The firm’s newly released annual State of Purpose Report is based on its vision of the “whole brand”—one that is full of purpose, and action that matches what it says and does internally with what it says and does externally. Whole brands understand that purpose, sustainability and issue-based initiatives are vital, strategic imperatives that can best be achieved companywide—not by a brainstorming team huddled in a meeting room independent of input from everyone else.
These challenges are only getting harder since, despite tighter corporate purse strings, purpose still matters to consumers, the research finds. Nearly all (94 percent) consumers say that supporting brands that care about environmental, social and governance (ESG) issues is as important as it was 12 months ago, despite inflation. But the big hurdle for brand communicators is that 71 percent of consumers say it’s difficult to know if a brand is acting ethically—and 62 percent say they look for proof.
What the firm calls “Whole Brand Thinking,” however, is not just about marketing and consumers
It’s about everything a company does, which means it’s just as important to know how employees feel. According to the research, 78 percent of employees say it’s crucial for the values of the organization to align with their personal values, and 50 percent say that working for a values-driven company brings out their best work. As we know, employees are a brand’s best ambassadors, and the research found that they were 10X more likely to recommend a purpose-led company.
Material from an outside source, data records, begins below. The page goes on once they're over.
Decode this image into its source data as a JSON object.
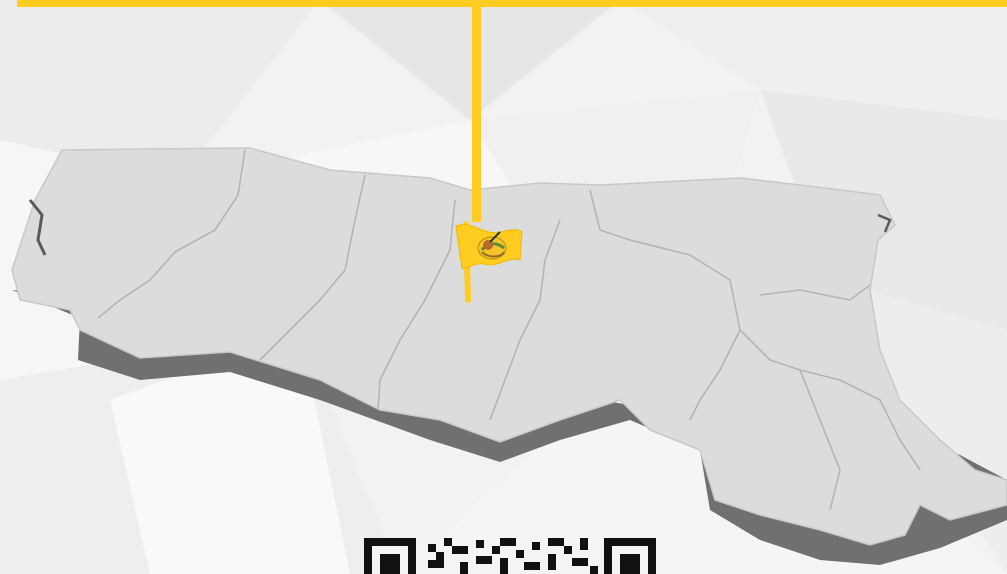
{
  "colors": {
    "accent": "#ffcc1f",
    "region_fill": "#dcdcdc",
    "region_shadow": "#6e6e6e",
    "border_line": "#b4b4b4",
    "background": "#f3f3f3"
  },
  "map": {
    "region": "Emilia-Romagna",
    "provinces_count": 9,
    "marker_icon": "flag-with-emblem-icon"
  },
  "qr": {
    "icon": "qr-code-icon"
  }
}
“After the events of the past several years, consumers want to live more sustainably and they expect brands to make this easier for them. They aren’t just looking at advertising to make their purchasing decisions, they want proof and evidence of impact,” said Lindsey DeWitte, president of PR and EVP Purpose + Sustainability at Barkley, in a news release. “Remember, consumers have access to so much information today; they can quickly see how others perceive you. The good news is, developing a sustainability strategy simultaneously helps brands improve their reputation with consumers while also protecting the business from risk.”
This year’s research includes a companion piece, Start Here: A Guide For Creating Sustainability Actions With Purpose, which serves as a step-by-step guide to help brands identify and map the material issues that can impact their business and further develop their sustainability strategy.
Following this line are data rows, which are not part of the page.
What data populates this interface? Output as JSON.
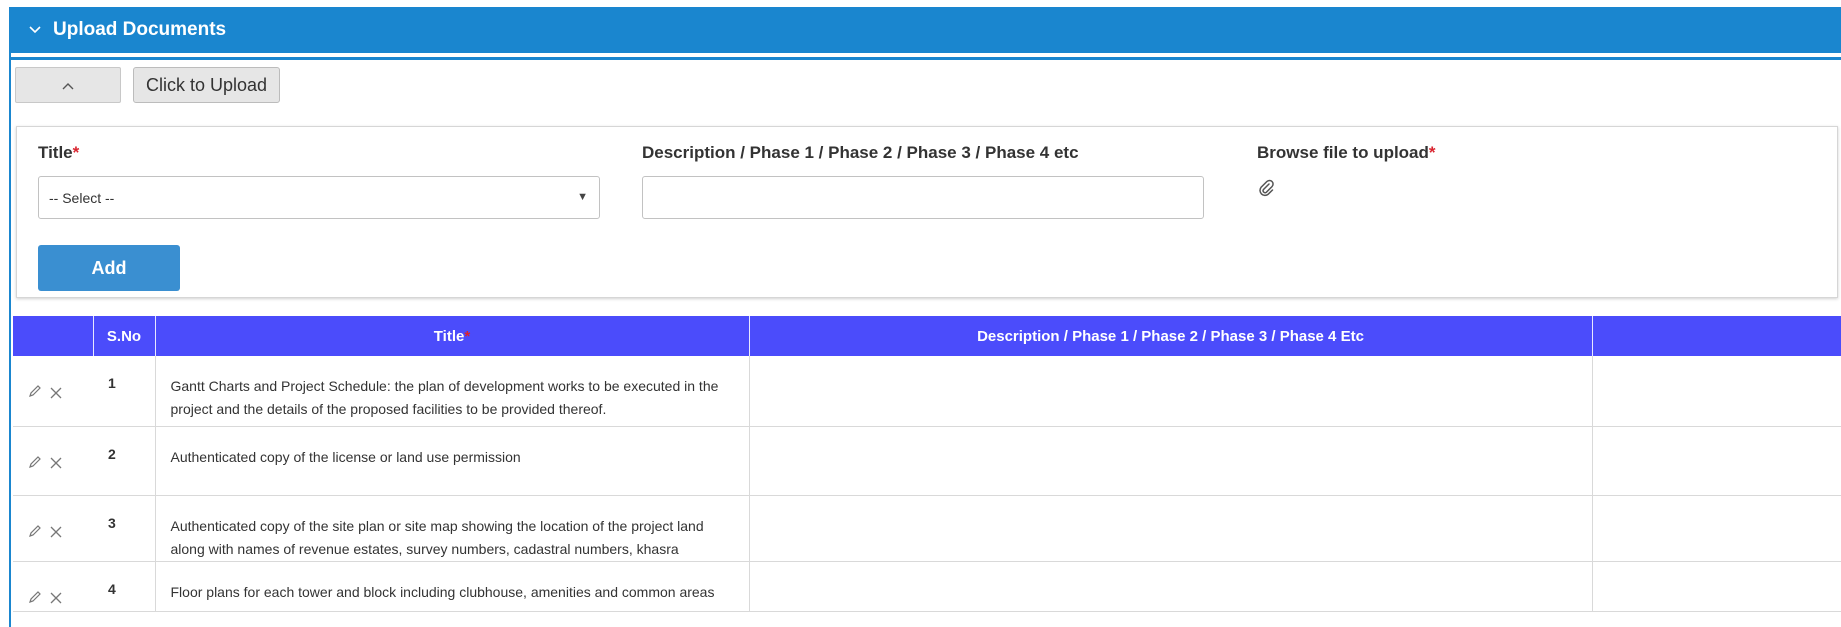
{
  "panel": {
    "title": "Upload Documents",
    "collapse_icon": "chevron-down-icon"
  },
  "toolbar": {
    "collapse_icon": "chevron-up-icon",
    "upload_label": "Click to Upload"
  },
  "form": {
    "title_label": "Title",
    "title_required_mark": "*",
    "title_select_value": "-- Select --",
    "description_label": "Description / Phase 1 / Phase 2 / Phase 3 / Phase 4 etc",
    "description_value": "",
    "browse_label": "Browse file to upload",
    "browse_required_mark": "*",
    "browse_icon": "paperclip-icon",
    "add_label": "Add"
  },
  "table": {
    "headers": {
      "actions": "",
      "sno": "S.No",
      "title": "Title",
      "title_required_mark": "*",
      "description": "Description / Phase 1 / Phase 2 / Phase 3 / Phase 4 Etc",
      "extra": ""
    },
    "rows": [
      {
        "sno": "1",
        "title": "Gantt Charts and Project Schedule: the plan of development works to be executed in the project and the details of the proposed facilities to be provided thereof.",
        "description": ""
      },
      {
        "sno": "2",
        "title": "Authenticated copy of the license or land use permission",
        "description": ""
      },
      {
        "sno": "3",
        "title": "Authenticated copy of the site plan or site map showing the location of the project land along with names of revenue estates, survey numbers, cadastral numbers, khasra",
        "description": ""
      },
      {
        "sno": "4",
        "title": "Floor plans for each tower and block including clubhouse, amenities and common areas",
        "description": ""
      }
    ]
  },
  "colors": {
    "panel_header": "#1a86cf",
    "table_header": "#4b4cfb",
    "add_button": "#3a8fd1",
    "required": "#d9232e"
  }
}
The supplement is designed to help business leaders identify and map the material issues that can impact their business and features nine sections of ideas that can supercharge organizations’ resiliency by crafting a purpose-led sustainability strategy. The guide focuses on materiality: the process of identifying, refining and assessing the environmental, social and governance topics that could impact an organization and its stakeholders. It then walks brands through four steps for mapping these material issues:
- Identify your most important topics: Define relevant issues for your organization and industry by reviewing ESG Frameworks and Benchmarking indices, found in the Appendix.
- Listen inside and outside your organization: Survey both internal and external stakeholders to assess their opinions on issues that impact your business. Think clients or customers, investors and shareholders, suppliers, government agencies and the wider community.
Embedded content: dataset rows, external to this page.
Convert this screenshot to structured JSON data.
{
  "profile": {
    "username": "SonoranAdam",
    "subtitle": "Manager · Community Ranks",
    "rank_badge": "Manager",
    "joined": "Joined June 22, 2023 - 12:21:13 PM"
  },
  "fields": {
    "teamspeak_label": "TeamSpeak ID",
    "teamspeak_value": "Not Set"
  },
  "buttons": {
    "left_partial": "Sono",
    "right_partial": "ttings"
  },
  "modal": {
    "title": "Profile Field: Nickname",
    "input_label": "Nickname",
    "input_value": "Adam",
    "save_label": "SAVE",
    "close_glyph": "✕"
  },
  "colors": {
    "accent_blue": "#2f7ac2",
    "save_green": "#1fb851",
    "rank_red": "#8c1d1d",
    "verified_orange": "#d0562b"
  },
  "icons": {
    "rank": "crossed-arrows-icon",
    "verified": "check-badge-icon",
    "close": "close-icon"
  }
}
- Prioritize what matters: Plot external and internal views to define priorities, and cross-tabulate the results of both surveys in a matrix to create a priority list of issues to focus on.
- Build a strategy worth sharing: Define goals and objectives against priority issues and your brand’s purpose.
“Developing a sustainability strategy is how you set yourself up to engage with key audiences across your brand and build resilience into your business,” said Pip Cross, sustainability lead at Barkley, in the release. “We use these same prompts, ideas, tips and tricks in our own work because we know the more your purpose powers your commitments to people, planet and community, the more inspired your brand culture is to deliver profit and continuous impact.”
Download the State of Purpose Report.
The report also shares case studies from Barkley clients including Fruit of the Loom, Inc. and Planet Fitness, as well as brands like IKEA and Smashbox to help show these steps in action.